Signed-off-by: Ian Campbell <ian.campbell@citrix.com>
Signed-off-by: Jeremy Fitzhardinge <jeremy.fitzhardinge@citrix.com>
Cc: Stable Kernel <stable@kernel.org>
Ian Campbell 15 anni fa
parent
commit
b4606f2165
1 ha cambiato i file con 11 aggiunte e 1 eliminazioni
  1. 11 1
      drivers/xen/manage.c

+ 11 - 1
drivers/xen/manage.c

@@ -79,6 +79,12 @@ static void do_suspend(void)
 
 	shutting_down = SHUTDOWN_SUSPEND;
 
+	err = stop_machine_create();
+	if (err) {
+		printk(KERN_ERR "xen suspend: failed to setup stop_machine %d\n", err);
+		goto out;
+	}
+
 #ifdef CONFIG_PREEMPT
 	/* If the kernel is preemptible, we need to freeze all the processes
 	   to prevent them from being in the middle of a pagetable update
@@ -86,7 +92,7 @@ static void do_suspend(void)

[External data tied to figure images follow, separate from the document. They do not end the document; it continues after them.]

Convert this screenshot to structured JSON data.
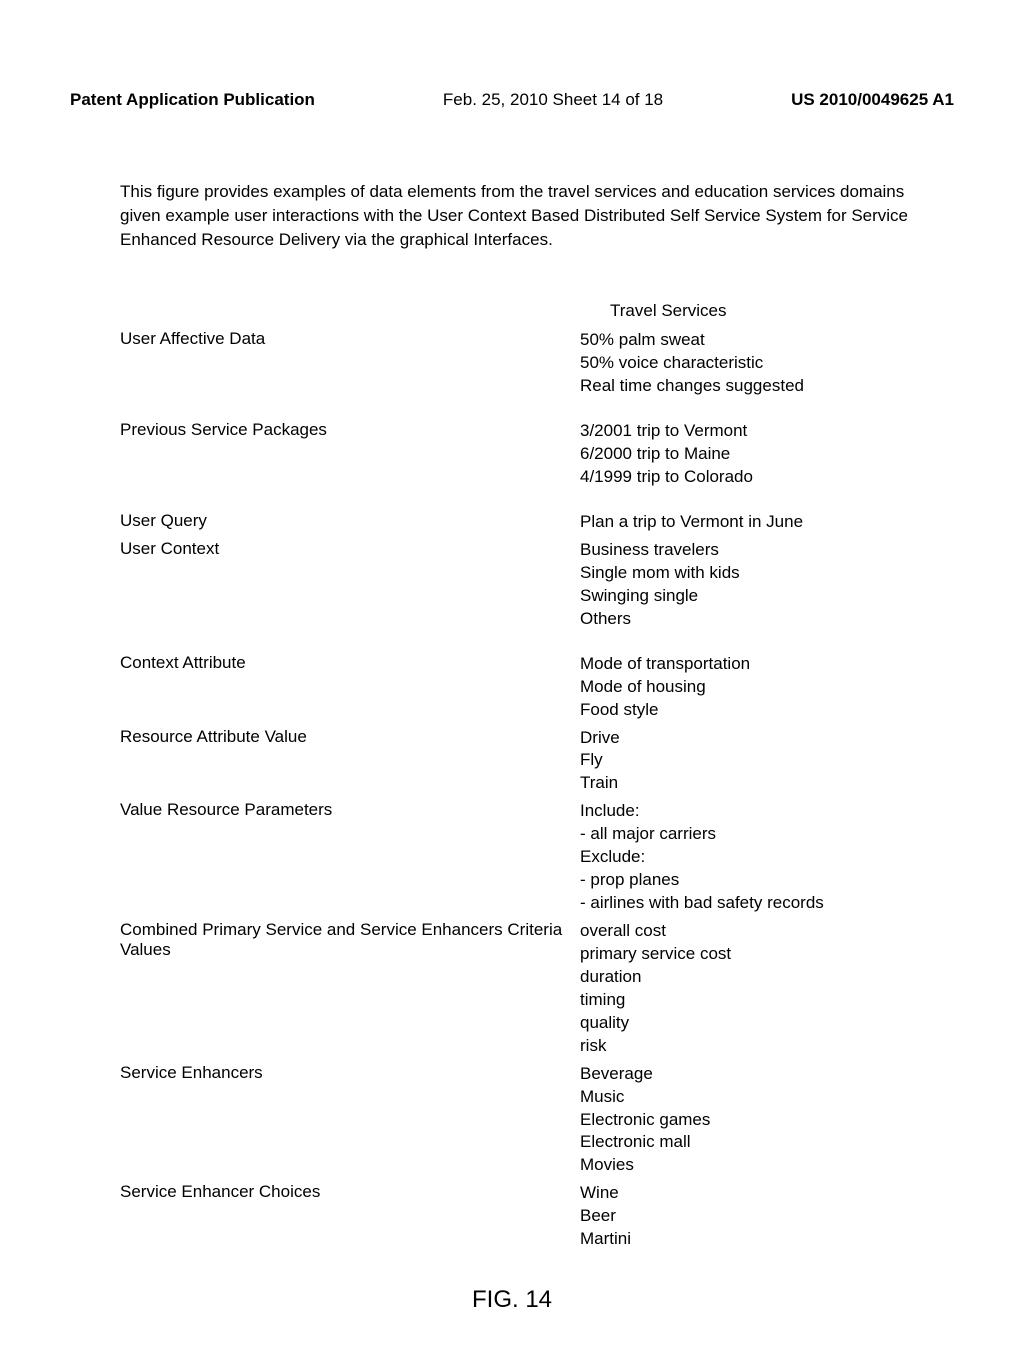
{
  "header": {
    "left": "Patent Application Publication",
    "center": "Feb. 25, 2010  Sheet 14 of 18",
    "right": "US 2010/0049625 A1"
  },
  "intro": "This figure provides examples of data elements from the travel services and education services domains given example user interactions with the User Context Based Distributed Self Service System for Service Enhanced Resource Delivery via the graphical Interfaces.",
  "columnHeader": "Travel Services",
  "rows": [
    {
      "label": "User Affective Data",
      "values": [
        "50% palm sweat",
        "50% voice characteristic",
        "Real time changes suggested"
      ]
    },
    {
      "label": "Previous Service Packages",
      "values": [
        "3/2001 trip to Vermont",
        "6/2000 trip to Maine",
        "4/1999 trip to Colorado"
      ]
    },
    {
      "label": "User Query",
      "values": [
        "Plan a trip to Vermont in June"
      ],
      "tight": true
    },
    {
      "label": "User Context",
      "values": [
        "Business travelers",
        "Single mom with kids",
        "Swinging single",
        "Others"
      ]
    },
    {
      "label": "Context Attribute",
      "values": [
        "Mode of transportation",
        "Mode of housing",
        "Food style"
      ],
      "tight": true
    },
    {
      "label": "Resource Attribute Value",
      "values": [
        "Drive",
        "Fly",
        "Train"
      ],
      "tight": true
    },
    {
      "label": "Value Resource Parameters",
      "values": [
        "Include:",
        "- all major carriers",
        "Exclude:",
        "- prop planes",
        "- airlines with bad safety records"
      ],
      "tight": true
    },
    {
      "label": "Combined Primary Service and Service Enhancers Criteria Values",
      "values": [
        "overall cost",
        "primary service cost",
        "duration",
        "timing",
        "quality",
        "risk"
      ],
      "tight": true
    },
    {
      "label": "Service Enhancers",
      "values": [
        "Beverage",
        "Music",
        "Electronic games",
        "Electronic mall",
        "Movies"
      ],
      "tight": true
    },
    {
      "label": "Service Enhancer Choices",
      "values": [
        "Wine",
        "Beer",
        "Martini"
      ]
    }
  ],
  "figureLabel": "FIG. 14"
}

 	err = freeze_processes();
 	if (err) {
 		printk(KERN_ERR "xen suspend: freeze failed %d\n", err);
-		goto out;
+		goto out_destroy_sm;
 	}
 #endif
 
@@ -129,7 +135,11 @@ out_resume:
 out_thaw:
 #ifdef CONFIG_PREEMPT
 	thaw_processes();
+
+out_destroy_sm:
 #endif
+	stop_machine_destroy();
+
 out:
 	shutting_down = SHUTDOWN_INVALID;
 }